The Climate Hazards Group's Precipitation Climatology version 1 (CHPclim v.1.0, dataset available on our FTP here) is a new geospatial modeling approach based on moving window regressions and inverse distance weighting interpolation. This approach combines satellite fields, gridded physiographic indicators, and in situ climate normals. The resulting global 0.05◦ 25 monthly precipitation climatology is shown to compare favorably with similar global climatology products, especially in areas with complex terrain and low station densities. A paper discussing the CHPclim is available here
Accurate representations of mean climate conditions, especially in areas of complex terrain, are an important part of environmental monitoring systems. As high-resolution satellite monitoring information accumulates with the passage of time, it can be increasingly useful in efforts to better characterize the earth's mean climatology. Current state-of-the-science products rely on complex and sometimes unreliable relationships between elevation and station-based precipitation records, which can result in poor performance in food and water insecure regions with sparse observation networks. These vulnerable areas (like Ethiopia, Afghanistan, or Haiti) are often the critical regions for humanitarian drought monitoring.

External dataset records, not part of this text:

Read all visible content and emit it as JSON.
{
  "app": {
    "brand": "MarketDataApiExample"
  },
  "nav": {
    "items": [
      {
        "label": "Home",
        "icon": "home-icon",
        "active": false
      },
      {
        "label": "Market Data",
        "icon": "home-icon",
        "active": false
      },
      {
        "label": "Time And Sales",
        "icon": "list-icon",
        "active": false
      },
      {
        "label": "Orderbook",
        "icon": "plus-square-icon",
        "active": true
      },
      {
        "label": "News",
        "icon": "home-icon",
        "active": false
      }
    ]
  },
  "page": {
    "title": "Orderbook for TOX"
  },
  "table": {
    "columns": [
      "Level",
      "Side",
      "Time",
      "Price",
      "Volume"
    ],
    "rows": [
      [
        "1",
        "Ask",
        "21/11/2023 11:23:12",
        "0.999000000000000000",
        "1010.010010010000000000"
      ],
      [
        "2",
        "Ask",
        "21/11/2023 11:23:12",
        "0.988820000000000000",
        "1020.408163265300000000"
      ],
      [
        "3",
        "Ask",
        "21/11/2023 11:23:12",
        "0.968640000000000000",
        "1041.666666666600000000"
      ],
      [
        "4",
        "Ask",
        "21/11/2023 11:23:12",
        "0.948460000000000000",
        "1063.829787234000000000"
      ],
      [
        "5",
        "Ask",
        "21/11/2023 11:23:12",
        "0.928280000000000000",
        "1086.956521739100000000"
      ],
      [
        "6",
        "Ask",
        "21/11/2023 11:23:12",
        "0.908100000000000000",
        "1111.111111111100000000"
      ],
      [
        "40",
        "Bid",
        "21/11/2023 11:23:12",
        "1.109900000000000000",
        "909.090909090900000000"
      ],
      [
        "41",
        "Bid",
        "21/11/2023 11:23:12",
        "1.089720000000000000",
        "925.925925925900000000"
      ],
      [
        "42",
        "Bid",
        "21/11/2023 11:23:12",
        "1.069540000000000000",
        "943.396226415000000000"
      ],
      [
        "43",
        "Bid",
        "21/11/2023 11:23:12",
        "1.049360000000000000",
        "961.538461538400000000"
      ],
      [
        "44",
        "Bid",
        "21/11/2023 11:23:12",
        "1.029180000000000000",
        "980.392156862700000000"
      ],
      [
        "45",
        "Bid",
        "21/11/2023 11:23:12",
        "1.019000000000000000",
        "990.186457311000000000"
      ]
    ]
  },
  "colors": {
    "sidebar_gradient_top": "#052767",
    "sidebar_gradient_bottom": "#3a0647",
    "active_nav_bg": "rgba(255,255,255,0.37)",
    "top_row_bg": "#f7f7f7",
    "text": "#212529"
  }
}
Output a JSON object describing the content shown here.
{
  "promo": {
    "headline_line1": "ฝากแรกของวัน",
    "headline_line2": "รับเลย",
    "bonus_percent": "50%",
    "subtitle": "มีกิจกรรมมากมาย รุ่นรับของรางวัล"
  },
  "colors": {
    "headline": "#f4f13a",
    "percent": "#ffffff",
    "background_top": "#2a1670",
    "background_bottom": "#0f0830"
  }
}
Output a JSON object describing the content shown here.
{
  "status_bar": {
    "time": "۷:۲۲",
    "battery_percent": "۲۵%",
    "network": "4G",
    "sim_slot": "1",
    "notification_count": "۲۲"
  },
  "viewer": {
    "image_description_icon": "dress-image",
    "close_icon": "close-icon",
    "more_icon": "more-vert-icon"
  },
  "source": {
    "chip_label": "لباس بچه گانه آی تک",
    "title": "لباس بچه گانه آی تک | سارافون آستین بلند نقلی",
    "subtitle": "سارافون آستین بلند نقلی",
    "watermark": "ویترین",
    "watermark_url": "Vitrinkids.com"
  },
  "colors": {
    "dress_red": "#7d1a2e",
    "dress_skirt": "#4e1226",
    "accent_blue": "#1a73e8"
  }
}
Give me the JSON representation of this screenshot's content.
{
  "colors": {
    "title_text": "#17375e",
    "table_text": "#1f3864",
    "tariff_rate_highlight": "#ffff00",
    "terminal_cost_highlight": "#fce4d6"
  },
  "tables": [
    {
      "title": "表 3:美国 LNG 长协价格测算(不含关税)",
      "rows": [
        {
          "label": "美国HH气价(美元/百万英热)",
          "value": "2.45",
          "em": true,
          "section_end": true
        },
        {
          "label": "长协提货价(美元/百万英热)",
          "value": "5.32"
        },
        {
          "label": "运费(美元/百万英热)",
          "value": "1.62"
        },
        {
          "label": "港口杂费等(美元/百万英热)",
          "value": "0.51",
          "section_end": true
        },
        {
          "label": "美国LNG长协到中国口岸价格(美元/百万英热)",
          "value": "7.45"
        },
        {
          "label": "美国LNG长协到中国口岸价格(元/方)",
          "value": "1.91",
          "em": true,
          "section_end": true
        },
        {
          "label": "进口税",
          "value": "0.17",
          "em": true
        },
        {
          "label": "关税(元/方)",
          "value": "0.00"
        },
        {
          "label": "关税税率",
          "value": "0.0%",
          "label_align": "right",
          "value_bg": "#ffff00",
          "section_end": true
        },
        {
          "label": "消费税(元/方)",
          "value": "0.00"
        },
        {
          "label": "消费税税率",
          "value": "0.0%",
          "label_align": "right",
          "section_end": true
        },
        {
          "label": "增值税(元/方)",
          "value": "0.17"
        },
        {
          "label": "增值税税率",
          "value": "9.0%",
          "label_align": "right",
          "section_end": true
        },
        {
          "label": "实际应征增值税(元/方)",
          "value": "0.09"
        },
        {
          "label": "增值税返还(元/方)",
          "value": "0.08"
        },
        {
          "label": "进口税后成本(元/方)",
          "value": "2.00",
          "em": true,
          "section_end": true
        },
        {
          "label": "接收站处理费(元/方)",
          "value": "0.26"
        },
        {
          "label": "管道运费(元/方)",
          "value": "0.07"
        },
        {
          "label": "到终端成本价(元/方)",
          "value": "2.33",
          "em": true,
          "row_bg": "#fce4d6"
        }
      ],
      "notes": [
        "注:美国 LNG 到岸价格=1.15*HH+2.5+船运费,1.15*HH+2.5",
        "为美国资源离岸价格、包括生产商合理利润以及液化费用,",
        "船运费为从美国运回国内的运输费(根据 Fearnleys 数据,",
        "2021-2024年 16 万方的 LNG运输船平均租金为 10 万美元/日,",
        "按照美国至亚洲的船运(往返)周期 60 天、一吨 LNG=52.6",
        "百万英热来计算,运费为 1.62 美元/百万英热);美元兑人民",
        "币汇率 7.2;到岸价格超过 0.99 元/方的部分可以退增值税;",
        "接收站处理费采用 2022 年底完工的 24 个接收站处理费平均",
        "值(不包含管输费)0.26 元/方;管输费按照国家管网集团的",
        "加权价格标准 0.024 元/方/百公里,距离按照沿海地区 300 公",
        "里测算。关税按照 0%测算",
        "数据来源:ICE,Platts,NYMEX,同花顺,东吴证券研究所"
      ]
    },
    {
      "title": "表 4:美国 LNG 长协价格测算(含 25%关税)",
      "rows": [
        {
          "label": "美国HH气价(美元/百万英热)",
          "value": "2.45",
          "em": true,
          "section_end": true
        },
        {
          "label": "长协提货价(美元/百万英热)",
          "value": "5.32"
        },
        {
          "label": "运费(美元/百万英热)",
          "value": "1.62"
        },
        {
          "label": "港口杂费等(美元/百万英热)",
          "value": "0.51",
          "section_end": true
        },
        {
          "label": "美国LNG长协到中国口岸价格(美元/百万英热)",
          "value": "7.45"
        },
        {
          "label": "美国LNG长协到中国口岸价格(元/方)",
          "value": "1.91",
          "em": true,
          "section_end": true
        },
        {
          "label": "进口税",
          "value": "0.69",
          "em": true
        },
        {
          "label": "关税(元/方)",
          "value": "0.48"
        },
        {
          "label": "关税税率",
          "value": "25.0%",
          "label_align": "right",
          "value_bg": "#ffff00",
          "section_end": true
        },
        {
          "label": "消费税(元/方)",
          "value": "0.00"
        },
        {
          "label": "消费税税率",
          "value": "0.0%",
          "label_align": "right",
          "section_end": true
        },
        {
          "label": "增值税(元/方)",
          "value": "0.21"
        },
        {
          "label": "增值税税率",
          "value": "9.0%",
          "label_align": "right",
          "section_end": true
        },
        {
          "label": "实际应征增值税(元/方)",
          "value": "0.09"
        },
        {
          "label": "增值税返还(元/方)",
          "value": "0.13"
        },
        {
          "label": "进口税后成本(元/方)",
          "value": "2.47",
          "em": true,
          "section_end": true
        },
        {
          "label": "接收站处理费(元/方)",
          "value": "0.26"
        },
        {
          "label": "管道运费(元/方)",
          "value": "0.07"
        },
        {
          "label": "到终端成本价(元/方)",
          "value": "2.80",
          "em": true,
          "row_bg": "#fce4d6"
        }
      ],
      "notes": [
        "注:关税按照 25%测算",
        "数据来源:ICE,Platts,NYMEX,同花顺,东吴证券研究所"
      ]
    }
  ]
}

Extended records of geo-synchronous and polar-orbiting satellite observations provide a unique new resource for producing high resolution (0.05◦) global precipitation climatologies that perform reasonably well in data sparse regions.
Traditionally, global climatologies have been produced by combining station observations and physiographic predictors like latitude, longitude, elevation, and slope. While such approaches can work well, especially in areas with reasonably dense observation networks, the fundamental relationship between physiographic variables and the target climate variables can often be indirect and spatially complex. Infrared and microwave satellite observations, on the other hand, directly monitor the earth's energy emissions. These emissions often correspond physically with the location and intensity of precipitation. The CHPclim is a demonstration of how these relationships provide a good basis for building global climatologies.